Слушая удары сердца Мильтона, слушая его дыхание, неразборчивый шепот, я вспоминаю вдруг, с невероятной отчетливостью, золотые пески в Сан Диего, где мы были, когда я был совсем маленький. Вспоминаю золотые пески и темнеющую гладь океана, чаек, обращающихся в точки на горизонте, плеск рыбок в прозрачной воде, и зеркало неба, отражающее земную, режущую глаза синь воды.
Невероятно, с какой точностью я могу воспроизвести галдеж детей на пляже, горький плач птиц наверху, накатывающие стоны прибоя и ощущение огромного моря прямо передо мной.

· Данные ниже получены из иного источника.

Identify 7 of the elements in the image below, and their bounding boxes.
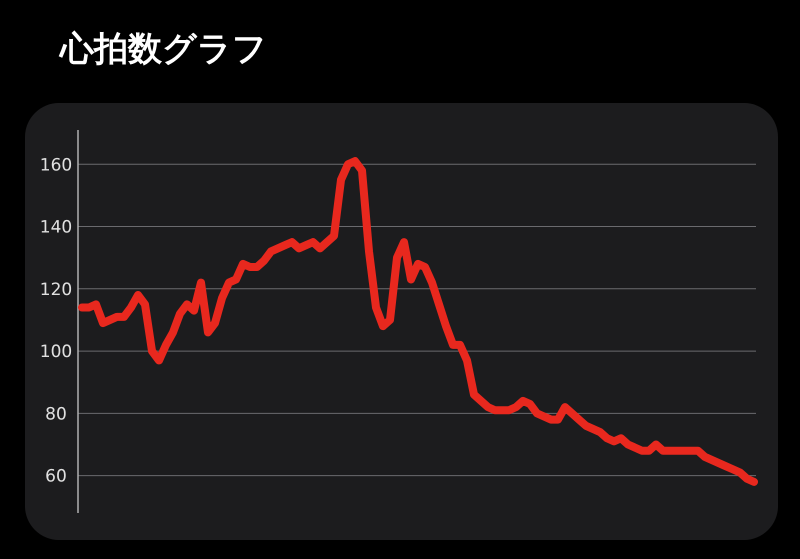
y-tick-label: 80 [45, 404, 67, 424]
y-tick-label: 160 [40, 155, 72, 176]
y-tick-label: 120 [40, 280, 72, 300]
chart-title: 心拍数グラフ [58, 30, 267, 68]
y-tick-label: 100 [40, 342, 72, 362]
y-tick-label: 140 [40, 218, 72, 238]
y-tick-label: 60 [45, 466, 67, 487]
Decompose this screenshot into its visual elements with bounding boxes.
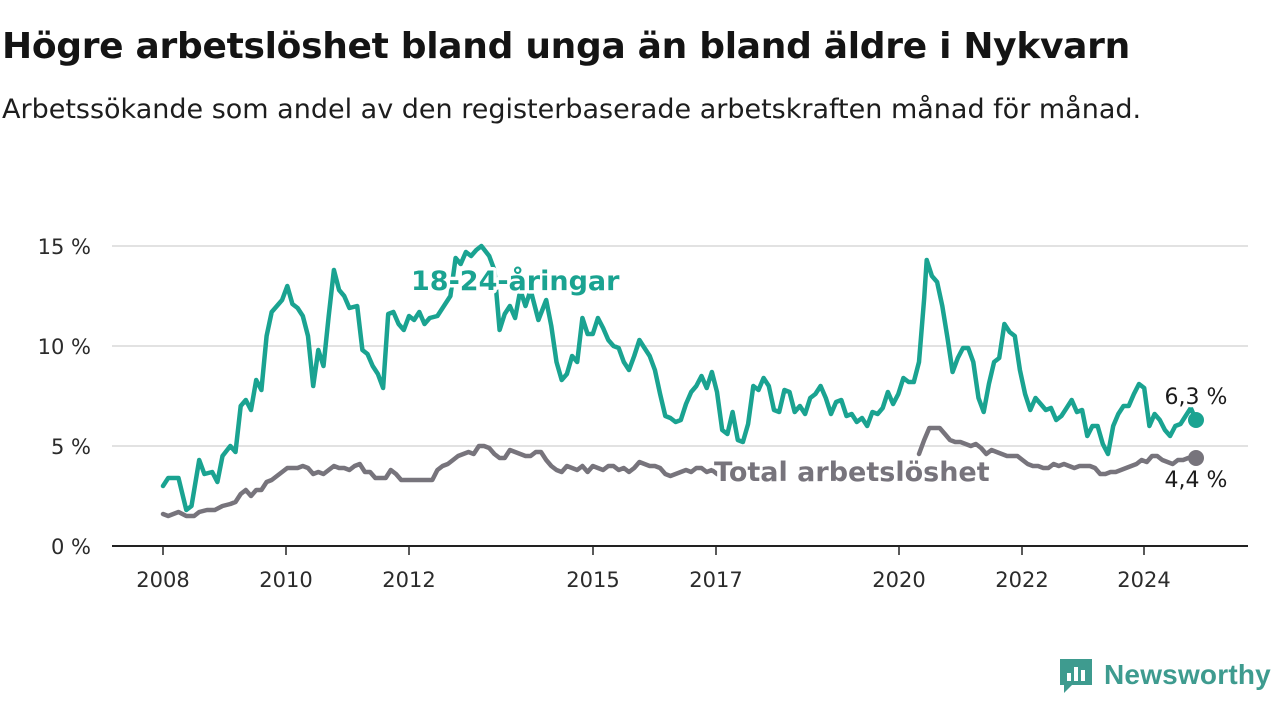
y-tick-label: 10 % — [38, 335, 91, 359]
y-tick-label: 5 % — [51, 435, 91, 459]
end-label-total-halo: 4,4 % — [1165, 468, 1228, 493]
brand: Newsworthy — [1058, 654, 1271, 696]
series-label-total: Total arbetslöshet — [714, 457, 990, 488]
x-tick-label: 2024 — [1117, 568, 1170, 592]
x-tick-label: 2015 — [566, 568, 619, 592]
newsworthy-logo-icon — [1060, 659, 1092, 693]
chart-title: Högre arbetslöshet bland unga än bland ä… — [2, 26, 1130, 67]
end-point-youth — [1188, 412, 1204, 428]
series-label-youth-halo: 18-24-åringar — [411, 265, 620, 297]
series-line-youth — [160, 243, 1199, 513]
series-label-total-halo: Total arbetslöshet — [714, 457, 990, 488]
series-label-youth: 18-24-åringar — [411, 265, 620, 297]
chart-subtitle: Arbetssökande som andel av den registerb… — [2, 94, 1142, 125]
end-label-total: 4,4 % — [1165, 468, 1228, 493]
x-tick-label: 2010 — [259, 568, 312, 592]
brand-name: Newsworthy — [1104, 659, 1271, 690]
y-tick-label: 0 % — [51, 535, 91, 559]
x-tick-label: 2022 — [995, 568, 1048, 592]
end-label-youth-halo: 6,3 % — [1165, 385, 1228, 410]
x-tick-label: 2017 — [689, 568, 742, 592]
end-point-total — [1188, 450, 1204, 466]
x-tick-label: 2012 — [382, 568, 435, 592]
end-label-youth: 6,3 % — [1165, 385, 1228, 410]
series-line-total — [160, 443, 741, 519]
y-tick-label: 15 % — [38, 235, 91, 259]
series-line-total — [916, 425, 1199, 477]
x-tick-label: 2008 — [136, 568, 189, 592]
x-tick-label: 2020 — [872, 568, 925, 592]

Тогда я впервые узнал, что есть что-то невыразимо большее, чем я, что прибудет всегда, до и после меня. Я вспоминаю о море, и чувствую, как успокаивается сердцебиение моего дяди. Я представляю все, выразительно, ярко, проговариваю каждый оттенок воды и песка, как будто рассказываю ему сказку.
Но ничего не говорю вслух. И в то же время знаю, что он воспринимает сейчас каждую мою мысль. Я не знаю, откуда пришло это знание и не думаю о том, что оно означает.
Я чувствую по мерному, спокойному, нездешнему дыханию Мильтона, что он засыпает, засыпаю и я, надеясь выяснить хоть что-нибудь. Открыв глаза в темноте, я слышу, как кто-то зовет меня за окном. Девочка с перевязанным лицом стоит снаружи и говорит:
— Выходи, Франциск. Выходи! — она смеется совершенно девчоночьим смехом и пропадает. Я встаю с кровати и выглядываю из окна вниз. Под окном, будто съев, слизнув наш сад, бьется дикое, непослушное, ночное море, о котором я вспоминал.
Вместо того, чтобы идти спускаться по лестнице, я щелкаю пальцами и оказываюсь внизу, у самой воды. Облизав мне ботинки, она откатывает назад, скрадывая песок. Девочка в бинтах плачет, ровно настолько же горько, насколько сладко секунду назад смеялась. Я сажусь рядом с ней и говорю:
— Привет, дружок.
— Отвали, — говорит она.
— Ты меня звала.
— Звала, — говорит она. — Все кончается.
Она шмыгает носом, бинт на ее лице мокрый от слез.
— Тогда чего ты плачешь? — спрашиваю я.
Она поворачивает голову и, наверное, смотрит на меня.
— Ты знаешь, как меня зовут?
— Ты не говорила мне, когда я спросил.
— Зоуи. Зо-уи. Хорошее имя?
— Хорошее, дружок. Ты — моя прапрапрапрабабушка?
— Ненавижу тебя, отвали и уходи.
Я смеюсь, и она бьет меня по плечу, совсем не больно.
— Чего ты плачешь, бабуль?
— Заткнись и не называй меня так.
— Тогда не рыдай.
Зоуи чуть склоняет голову набок, птичьим, смешным и страшным одновременно движением.
— Хочешь, — говорит она. — Расскажу тебе кое-что жуткое.
— Только быстрее. Я здесь, чтобы узнать, что случилось с моим дядей.
— Ага, — кивает Зоуи. — И об этом тоже, но чтобы понять историю, ты должен перестать быть таким придурком и послушать ее с самого начала.